07 John GreerSing Me at Midnight - Songs by John Greer
Tracy Dahl; Kevin McMillan; Delores Ziegler; John Greer
Centrediscs CMCCD 24717 (musiccentre.ca)

This Canadian Art Song Project CD features works for voice and piano by noted Canadian accompanist, conductor and pedagogue John Greer. Spanning the past 30 years, the four song cycles comprise 20 songs with a variety of genres, voice types and moods. I am particularly partial to the cycle Sing Me at Midnight (1993) sung by lyric baritone Kevin McMillan, whose rich sound and ringing top suits these dramatic settings of sonnets by Wilfred Owen. Adept chromatic harmony conveys the pain of How Do I Love Thee, while percussive clusters accentuate the Anthem for Doomed Youth’s white-hot anger. Greer offers effective settings of evocative, religiously based poetry by Marianne Bindig in the cycle The Red Red Heart (1995). Tracy Dahl’s agile soprano handles the high tessitura well and is also attractive at the lower end in the opening, dancing song The Beginning.

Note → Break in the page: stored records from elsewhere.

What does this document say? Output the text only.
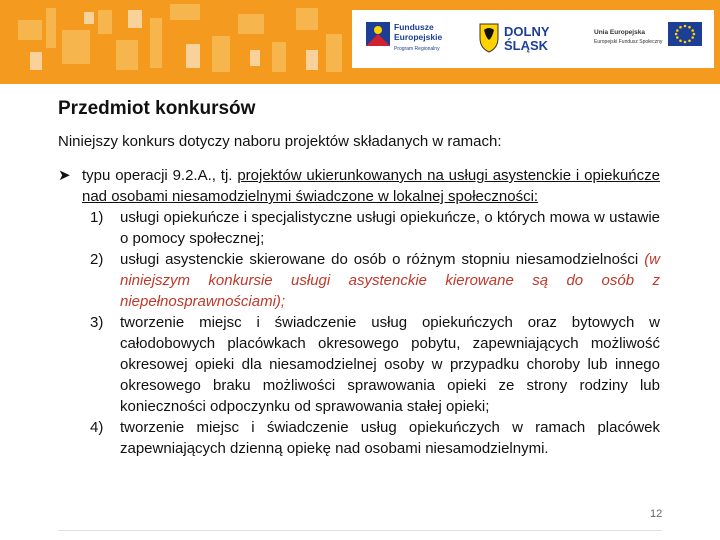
Fundusze
Europejskie
Program Regionalny
DOLNY
ŚLĄSK
Unia Europejska
Europejski Fundusz Społeczny
Przedmiot konkursów
Niniejszy konkurs dotyczy naboru projektów składanych w ramach:
➤ typu operacji 9.2.A., tj. projektów ukierunkowanych na usługi asystenckie i opiekuńcze nad osobami niesamodzielnymi świadczone w lokalnej społeczności:
1) usługi opiekuńcze i specjalistyczne usługi opiekuńcze, o których mowa w ustawie o pomocy społecznej;
2) usługi asystenckie skierowane do osób o różnym stopniu niesamodzielności (w niniejszym konkursie usługi asystenckie kierowane są do osób z niepełnosprawnościami);
3) tworzenie miejsc i świadczenie usług opiekuńczych oraz bytowych w całodobowych placówkach okresowego pobytu, zapewniających możliwość okresowej opieki dla niesamodzielnej osoby w przypadku choroby lub innego okresowego braku możliwości sprawowania opieki ze strony rodziny lub konieczności odpoczynku od sprawowania stałej opieki;
4) tworzenie miejsc i świadczenie usług opiekuńczych w ramach placówek zapewniających dzienną opiekę nad osobami niesamodzielnymi.
12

The late Romantic style of The House of Tomorrow (1986) raised my eyebrows, till I tuned in to the evocation of childhood in these songs. The centrepiece, Midnight Prayer, a setting of the pensive poem by Aleksey Khomyakov in translation, is given a rich, expressive performance by American mezzo-soprano Dolores Zeigler. Finally, A Sarah Binks Songbook (1988) brings us mock-serious ditties wittily set by Greer, with allusions to various vocal genres. Tracy Dahl becomes the Canadian “prairie songstress,” her operatic persona elevating the work with perfect diction and much humour. John Greer’s collaborative pianism is exemplary throughout.